Monotonic trees
Brendan McKay
bdm at cs.anu.edu.au
Fri Oct 20 19:53:47 CEST 2006
Top-heavy trees.
* franktaw at netscape.net <franktaw at netscape.net> [061021 02:01]:
> Actually, there is only one kind of direction: from the root to the
> leaf.
> The difference is in what is being compared: out-degree or labels.
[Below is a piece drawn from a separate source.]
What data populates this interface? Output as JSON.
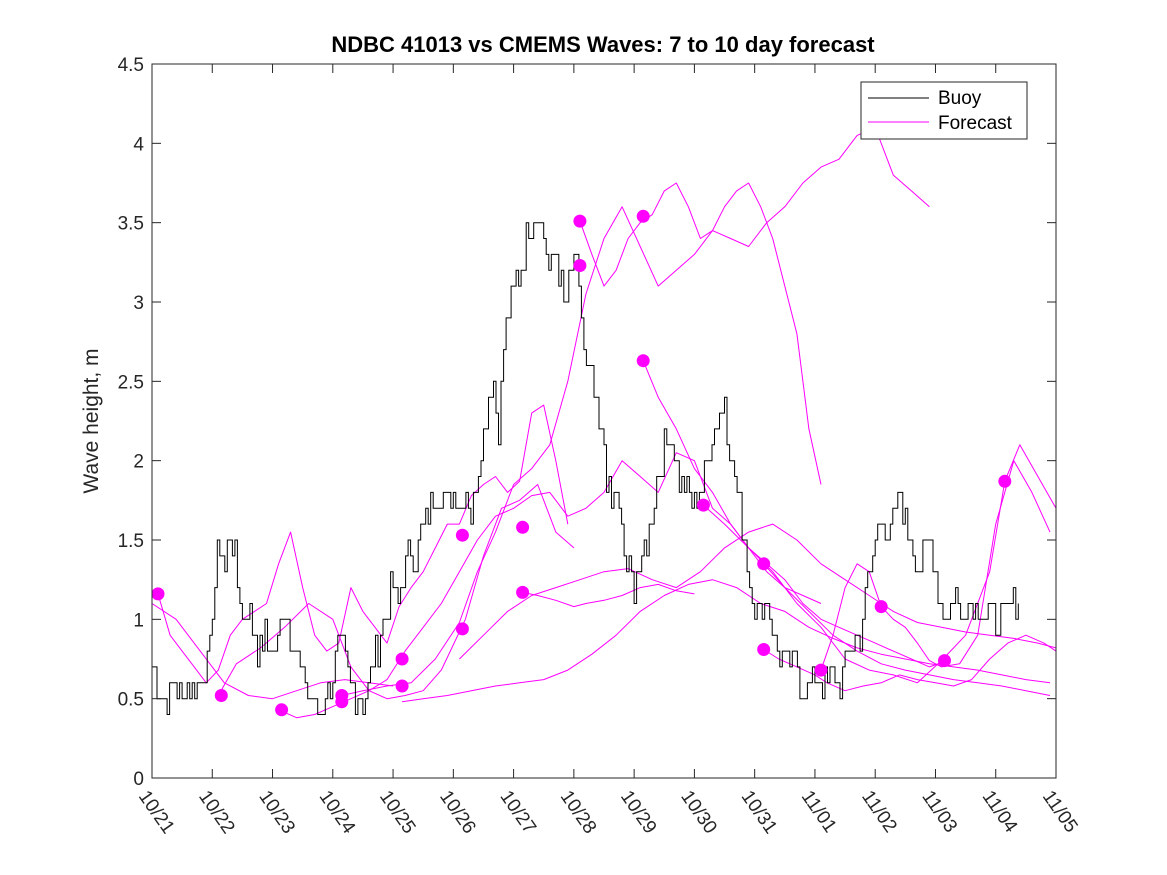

As
> I noted, you can't have a monotonically increasing out-degree all the
> way to the leaf (except for the one-node tree), since the leaves have
> out-degree zero.
>
> Thinning trees is not a bad alternative, though; in fact I almost
> called them that.
>
> Franklin T. Adams-Watters
>
>
> -----Original Message-----
> From: bowerc at usa.net
>
> ------ Original Message ------
> Received: Wed, 18 Oct 2006 10:39:46 AM PDT
>
> >Define a rooted tree is monotonic if the out-degree (number of
> >children)
> >of every node is greater than or equal to the out-degree of any of its
> >children. How many monotonic trees are there with n nodes?
> >
> I've been thinking about the name "monotonic tree."
>
> Monotonic normally means "increasing or decreasing."
>
> "Increasing rooted tree" means a labeled RT that such that the numbers
> on the labels increase on any path from root to leaf. Thus there are
> two completely different types of direction being measured here.
>
> Perhaps the name "thinning RTs" might be more appropriate or maybe
> someone on the list can think of a better name.